Le palais de Justice de Poitiers est l'ancien palais comtal de Poitiers. Il est un témoignage médiéval du style architectural du gothique angevin.
Le royaume d'Aquitaine avait été reconstitué par Charlemagne pour son fils Louis le Pieux. Un palais fut construit pour lui au IXe siècle à cheval sur la muraille romaine datant de la fin du IIIe siècle, sur le point le plus élevé de la ville. Le roi Louis y fit plusieurs séjours, et y revint une fois devenu empereur, en 839 et en 840. Il fut ensuite le siège des comtes de Poitiers. Ce premier état du palais a totalement disparu dans un incendie en 1018.
Il fut reconstruit par les comtes-ducs d'Aquitaine, alors au faîte de leur puissance. Le comte Guillaume IX y ajouta un donjon vers 1104, du côté de la ville, appelé tour Maubergeon en hommage à sa maîtresse. Celle-ci, Amauberge (la Dangereuse) de l’Île Bouchard, était la femme du vicomte Aimery de Châtellerault, et la grand-mère par sa fille d'Aliénor d'Aquitaine. Le nom de Maubergeon viendrait d'après certains historiens de malberg, le nom mérovingien donné au tribunal. Ce donjon rectangulaire était renforcé d'une tour à chaque angle, et fut très endommagé avec la partie sud du palais lors de l'incendie allumé par le comte de Derby en 1346.
De 1192 à 1204, Aliénor d'Aquitaine fait aménager une salle, aula, qui remplace une autre plus ancienne. Sans nom particulier à l'époque, cette salle était probablement la plus vaste de l'époque (50 mètres sur 17) en Europe. L’ancien pont de la salle du XIIe siècle existe encore dans les constructions modernes de l'actuelle rue du marché. La salle n'a pas de plafond, et on peut voir la charpente en châtaignier, construite en 1862 par les charpentiers de marine de La Rochelle. Les murs de la salle sont ornés d'arcatures aveugles supportées par de fines colonnettes, avec une organisation différente selon le mur. Des têtes grimaçantes et des personnages ornent les culots des colonnes. Ce type d'ornement est fréquent dans l'art gothique dit Plantagenêt, Angevin ou encore Gothique de l’Ouest. On le retrouve à la cathédrale de Poitiers, édifice contemporain. Les murs ont été enduits et peints au XIXe siècle de motifs imitant la pierre en grand appareil. Une banquette de pierre fait le tour de la salle. C'est l’actuelle salle des pas perdus du palais de justice.

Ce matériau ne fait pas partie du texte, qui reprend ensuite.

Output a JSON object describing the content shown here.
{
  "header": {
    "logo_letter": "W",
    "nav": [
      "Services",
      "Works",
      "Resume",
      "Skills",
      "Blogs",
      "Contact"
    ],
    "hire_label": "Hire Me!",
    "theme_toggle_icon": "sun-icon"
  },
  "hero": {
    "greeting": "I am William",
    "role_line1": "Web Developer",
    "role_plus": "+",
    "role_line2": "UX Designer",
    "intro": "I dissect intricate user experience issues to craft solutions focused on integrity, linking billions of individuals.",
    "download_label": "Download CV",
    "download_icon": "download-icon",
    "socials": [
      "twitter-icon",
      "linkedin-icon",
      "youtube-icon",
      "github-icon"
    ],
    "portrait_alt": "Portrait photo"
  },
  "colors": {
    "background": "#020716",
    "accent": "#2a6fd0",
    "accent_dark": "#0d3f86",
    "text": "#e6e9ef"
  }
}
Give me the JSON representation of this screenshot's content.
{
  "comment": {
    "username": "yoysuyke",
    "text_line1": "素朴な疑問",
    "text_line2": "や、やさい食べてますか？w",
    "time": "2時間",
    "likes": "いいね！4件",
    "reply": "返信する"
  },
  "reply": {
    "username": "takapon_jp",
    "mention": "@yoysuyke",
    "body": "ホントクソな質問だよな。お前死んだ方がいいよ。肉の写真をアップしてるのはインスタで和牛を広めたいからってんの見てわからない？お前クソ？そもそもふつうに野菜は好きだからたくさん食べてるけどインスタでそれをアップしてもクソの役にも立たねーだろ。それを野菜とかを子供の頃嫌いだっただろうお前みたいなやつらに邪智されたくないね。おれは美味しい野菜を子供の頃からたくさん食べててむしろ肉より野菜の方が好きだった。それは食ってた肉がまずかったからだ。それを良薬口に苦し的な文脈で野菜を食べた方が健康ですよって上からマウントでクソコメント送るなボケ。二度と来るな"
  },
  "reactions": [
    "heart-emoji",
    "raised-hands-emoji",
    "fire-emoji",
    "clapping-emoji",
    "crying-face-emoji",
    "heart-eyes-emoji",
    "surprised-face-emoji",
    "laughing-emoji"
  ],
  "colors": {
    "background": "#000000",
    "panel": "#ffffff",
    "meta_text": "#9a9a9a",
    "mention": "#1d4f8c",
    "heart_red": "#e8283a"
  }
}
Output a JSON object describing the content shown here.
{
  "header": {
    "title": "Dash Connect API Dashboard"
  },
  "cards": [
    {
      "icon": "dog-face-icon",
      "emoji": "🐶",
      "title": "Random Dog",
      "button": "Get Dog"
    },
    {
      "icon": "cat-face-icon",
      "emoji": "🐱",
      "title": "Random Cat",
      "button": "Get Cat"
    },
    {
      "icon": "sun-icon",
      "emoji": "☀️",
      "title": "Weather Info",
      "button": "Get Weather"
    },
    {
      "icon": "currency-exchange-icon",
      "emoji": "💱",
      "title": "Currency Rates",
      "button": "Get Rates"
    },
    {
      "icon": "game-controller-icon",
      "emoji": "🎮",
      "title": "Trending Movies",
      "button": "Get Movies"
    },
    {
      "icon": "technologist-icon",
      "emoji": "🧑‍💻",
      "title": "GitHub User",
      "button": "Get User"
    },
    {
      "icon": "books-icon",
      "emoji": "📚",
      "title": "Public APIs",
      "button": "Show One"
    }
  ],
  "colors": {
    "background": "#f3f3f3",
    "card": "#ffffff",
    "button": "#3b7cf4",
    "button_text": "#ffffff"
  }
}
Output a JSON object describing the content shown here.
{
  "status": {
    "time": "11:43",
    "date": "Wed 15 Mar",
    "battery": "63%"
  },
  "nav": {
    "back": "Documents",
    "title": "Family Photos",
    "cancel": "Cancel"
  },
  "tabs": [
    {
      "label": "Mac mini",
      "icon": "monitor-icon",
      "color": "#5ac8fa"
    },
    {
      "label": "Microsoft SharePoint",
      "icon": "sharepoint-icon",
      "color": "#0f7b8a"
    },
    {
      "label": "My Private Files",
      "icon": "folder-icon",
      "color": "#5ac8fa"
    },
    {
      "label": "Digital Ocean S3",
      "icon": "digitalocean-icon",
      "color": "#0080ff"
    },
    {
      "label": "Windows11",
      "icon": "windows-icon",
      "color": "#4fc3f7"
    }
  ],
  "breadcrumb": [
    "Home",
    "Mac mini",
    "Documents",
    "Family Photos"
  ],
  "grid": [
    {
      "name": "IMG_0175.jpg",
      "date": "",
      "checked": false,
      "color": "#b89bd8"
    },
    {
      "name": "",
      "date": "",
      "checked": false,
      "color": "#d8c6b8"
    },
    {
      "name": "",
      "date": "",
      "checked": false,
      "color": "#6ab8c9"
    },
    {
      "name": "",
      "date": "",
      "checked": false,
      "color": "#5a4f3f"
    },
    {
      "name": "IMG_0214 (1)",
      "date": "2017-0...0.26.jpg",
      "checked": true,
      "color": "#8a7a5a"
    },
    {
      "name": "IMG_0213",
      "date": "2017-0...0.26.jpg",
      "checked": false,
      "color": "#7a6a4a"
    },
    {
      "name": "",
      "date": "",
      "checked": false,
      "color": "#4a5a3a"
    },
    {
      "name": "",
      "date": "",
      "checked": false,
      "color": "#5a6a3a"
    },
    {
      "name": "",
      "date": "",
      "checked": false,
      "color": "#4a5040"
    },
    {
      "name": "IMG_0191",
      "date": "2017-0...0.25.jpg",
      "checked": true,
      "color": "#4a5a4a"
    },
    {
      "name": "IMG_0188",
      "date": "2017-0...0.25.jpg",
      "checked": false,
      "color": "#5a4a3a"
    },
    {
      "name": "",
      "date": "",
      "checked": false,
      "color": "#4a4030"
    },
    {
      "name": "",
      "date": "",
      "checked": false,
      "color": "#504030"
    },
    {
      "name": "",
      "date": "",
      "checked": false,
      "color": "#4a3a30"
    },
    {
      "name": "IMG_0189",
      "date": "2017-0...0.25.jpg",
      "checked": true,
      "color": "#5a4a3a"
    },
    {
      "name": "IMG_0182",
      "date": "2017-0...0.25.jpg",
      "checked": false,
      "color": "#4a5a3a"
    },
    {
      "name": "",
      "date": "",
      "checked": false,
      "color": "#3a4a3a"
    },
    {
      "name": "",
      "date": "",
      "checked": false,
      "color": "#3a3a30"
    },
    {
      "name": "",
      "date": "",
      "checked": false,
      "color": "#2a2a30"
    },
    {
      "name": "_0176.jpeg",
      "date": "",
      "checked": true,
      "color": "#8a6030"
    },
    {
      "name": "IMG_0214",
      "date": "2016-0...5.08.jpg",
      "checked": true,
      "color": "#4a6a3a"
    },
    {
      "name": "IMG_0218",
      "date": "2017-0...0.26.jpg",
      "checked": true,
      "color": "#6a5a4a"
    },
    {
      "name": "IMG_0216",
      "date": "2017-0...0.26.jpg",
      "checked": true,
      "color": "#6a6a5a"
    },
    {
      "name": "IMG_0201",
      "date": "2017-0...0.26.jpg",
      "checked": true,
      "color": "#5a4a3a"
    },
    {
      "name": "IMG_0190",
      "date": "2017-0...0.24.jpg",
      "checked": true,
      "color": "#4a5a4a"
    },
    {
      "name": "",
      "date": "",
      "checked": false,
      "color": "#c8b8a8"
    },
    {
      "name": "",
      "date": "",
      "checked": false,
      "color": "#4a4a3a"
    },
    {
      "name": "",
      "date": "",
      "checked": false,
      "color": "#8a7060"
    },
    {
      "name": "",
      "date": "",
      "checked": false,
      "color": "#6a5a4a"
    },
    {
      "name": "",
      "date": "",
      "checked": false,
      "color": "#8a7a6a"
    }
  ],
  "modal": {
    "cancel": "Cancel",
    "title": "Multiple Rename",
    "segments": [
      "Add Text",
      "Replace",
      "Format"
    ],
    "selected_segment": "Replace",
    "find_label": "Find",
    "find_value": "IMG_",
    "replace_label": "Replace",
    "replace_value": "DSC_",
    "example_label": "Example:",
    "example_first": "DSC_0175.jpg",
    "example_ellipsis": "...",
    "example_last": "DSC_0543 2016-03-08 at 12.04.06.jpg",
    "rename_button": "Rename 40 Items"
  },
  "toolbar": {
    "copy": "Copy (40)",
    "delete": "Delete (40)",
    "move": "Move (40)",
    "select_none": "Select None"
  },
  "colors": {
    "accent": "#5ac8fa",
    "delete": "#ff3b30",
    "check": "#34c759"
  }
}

C'est déjà dans cette salle que les comtes-ducs rendaient parfois la justice.
Après le rattachement du Poitou au domaine royal, la salle des pas perdus devint la salle du Roi, où s'exerçait la justice du roi. C'est ici aussi qu'Hugues de Lusignan, comte de la Marche, vint défier publiquement le roi Louis IX (saint Louis) le jour de Noël 1241.
De 1418 à 1436, le Parlement royal (institution judiciaire) y siégea. Le 5 juin 1453, Jacques Cœur y fit amende honorable devant le roi, corde au cou, y entendit la sentence le condamnant à la prison jusqu'à paiement complet d'une amende. Les Grands Jours de Poitou s'y tinrent sept fois de 1454 à 1688 : il s'agit d'une juridiction exceptionnelle déléguée par le roi, pouvant juger toute affaire civile ou criminelle. Elle était mandatée de temps à autre pour remettre de l'ordre dans l'administration judiciaire d'une province et juger certains abus.
Laissée longtemps sans entretien, la grande salle se délabre fortement aux XVIIe et XVIIIe siècles. La gravure de Claude Chastillon la représente même ruinée. Le dessin de la collection Gaignières, de 1699, la représente occupée par des étals de marchands. À l'époque, on la visite pour y voir un crocodile empaillé accroché sur un des murs, ainsi que le relatent un grand nombre de voyageurs.